The cloud environment is designed for production-scale pipeline execution on Google Cloud Platform (GCP) using our Kubernetes Cluster with Argo orchestration. It configures the MATRIX pipeline to read from and write to cloud storage and BigQuery, enabling distributed processing and scalable data operations.

The cloud environment is used for production pipeline execution on Kubernetes clusters, large-scale data processing using distributed computing, and multi-user collaboration with centralized data storage.

Key Differences from Base Environment

Data Storage Strategy

Aspect	Base Environment	Cloud Environment
Storage Location	Local filesystem	GCS + BigQuery
Scalability	Limited by local resources	Cloud-scale, Parallelized

Data Path Structure

As mentioned, the data pathways are all pointing to our GCS buckets. You will notice that the convention remains the same between the pathways in cloud and other environments however main parent directory now points to our storage GCS bucket.

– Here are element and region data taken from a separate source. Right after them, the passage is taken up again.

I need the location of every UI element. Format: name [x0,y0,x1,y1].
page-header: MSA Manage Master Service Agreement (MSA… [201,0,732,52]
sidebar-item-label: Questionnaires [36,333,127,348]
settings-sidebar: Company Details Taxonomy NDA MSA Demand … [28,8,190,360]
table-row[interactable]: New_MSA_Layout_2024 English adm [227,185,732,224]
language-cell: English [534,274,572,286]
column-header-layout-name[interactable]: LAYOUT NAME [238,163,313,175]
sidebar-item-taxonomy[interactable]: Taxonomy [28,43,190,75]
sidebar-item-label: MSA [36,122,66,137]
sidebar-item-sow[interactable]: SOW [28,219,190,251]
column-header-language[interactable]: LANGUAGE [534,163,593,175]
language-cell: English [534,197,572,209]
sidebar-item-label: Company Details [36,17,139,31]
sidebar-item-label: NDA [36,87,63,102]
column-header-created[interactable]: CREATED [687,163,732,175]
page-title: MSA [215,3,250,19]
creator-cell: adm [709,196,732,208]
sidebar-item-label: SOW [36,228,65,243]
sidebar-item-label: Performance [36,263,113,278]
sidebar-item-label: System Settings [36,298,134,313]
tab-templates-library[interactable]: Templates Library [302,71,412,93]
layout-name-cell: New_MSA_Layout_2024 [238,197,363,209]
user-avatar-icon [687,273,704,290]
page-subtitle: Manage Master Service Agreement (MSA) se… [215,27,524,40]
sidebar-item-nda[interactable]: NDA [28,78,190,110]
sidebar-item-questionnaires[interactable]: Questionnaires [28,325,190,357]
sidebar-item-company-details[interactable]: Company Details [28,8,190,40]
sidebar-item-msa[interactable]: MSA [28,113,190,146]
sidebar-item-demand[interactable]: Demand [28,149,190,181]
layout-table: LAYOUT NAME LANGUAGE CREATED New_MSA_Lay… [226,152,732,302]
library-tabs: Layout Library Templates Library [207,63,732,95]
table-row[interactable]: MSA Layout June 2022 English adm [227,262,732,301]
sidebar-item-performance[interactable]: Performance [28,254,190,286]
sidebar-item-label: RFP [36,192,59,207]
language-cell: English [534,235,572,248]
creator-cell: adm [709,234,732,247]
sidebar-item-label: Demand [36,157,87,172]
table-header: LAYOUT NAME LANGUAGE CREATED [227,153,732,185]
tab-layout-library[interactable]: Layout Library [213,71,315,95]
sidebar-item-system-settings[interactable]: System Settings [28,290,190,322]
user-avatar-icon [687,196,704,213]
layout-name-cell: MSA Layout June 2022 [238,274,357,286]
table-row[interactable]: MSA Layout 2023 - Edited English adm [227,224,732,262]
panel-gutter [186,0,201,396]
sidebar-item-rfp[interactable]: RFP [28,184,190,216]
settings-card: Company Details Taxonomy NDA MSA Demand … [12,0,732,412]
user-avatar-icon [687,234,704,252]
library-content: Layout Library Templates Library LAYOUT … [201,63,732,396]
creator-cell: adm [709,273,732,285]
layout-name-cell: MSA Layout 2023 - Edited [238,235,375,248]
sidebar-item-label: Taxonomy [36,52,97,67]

runtime_gcs_bucket: gs://${oc.env:RUNTIME_GCP_BUCKET}
runtime_gcp_project: ${oc.env:RUNTIME_GCP_PROJECT_ID}

dev_gcs_bucket: gs://mtrx-us-central1-hub-dev-storage
prod_gcs_bucket: gs://mtrx-us-central1-hub-prod-storage
# Public GCS bucket for public datasets
public_gcs_bucket: gs://data.dev.everycure.org

# ...
paths:
  # Raw data (read-only from central buckets)
  raw: ${dev_gcs_bucket}/data/01_RAW
  raw_private: ${prod_gcs_bucket}/data/01_RAW
  # Public data sources
  raw_public: ${public_gcs_bucket}/data/01_RAW

  # Release-based storage
  ingestion: ${release_dir}/datasets/ingestion
  integration: ${release_dir}/datasets/integration
  release: ${release_dir}/datasets/release

  # Run-based storage
  filtering: ${run_dir}/datasets/filtering
  embeddings: ${run_dir}/datasets/embeddings
  modelling: ${run_dir}/datasets/modelling
  evaluation: ${run_dir}/datasets/evaluation
  matrix_generation: ${run_dir}/datasets/matrix_generation
  inference: ${run_dir}/datasets/inference

  # Distributed cache
  cache: ${runtime_gcs_bucket}/kedro/data/cache

MLflow Cloud Configuration

The cloud environment configures MLflow for distributed execution:

tracking:
  run: 
    # Ensures stable naming during distributed execution
    name: ${oc.env:WORKFLOW_ID}

We have a live MLFlow service deployed on our Kubernetes cluster where all metrics and parameters from our pipeline get stored.

Running Cloud Environment

Runnign cloud env locally is not recommended as it relies heavily on GCS and services which are live on our cluster (e.g. live MLFlow instance). However we provide some instructions in the cross environment section on how to connect to your cloud environment run and continue locally in your base env.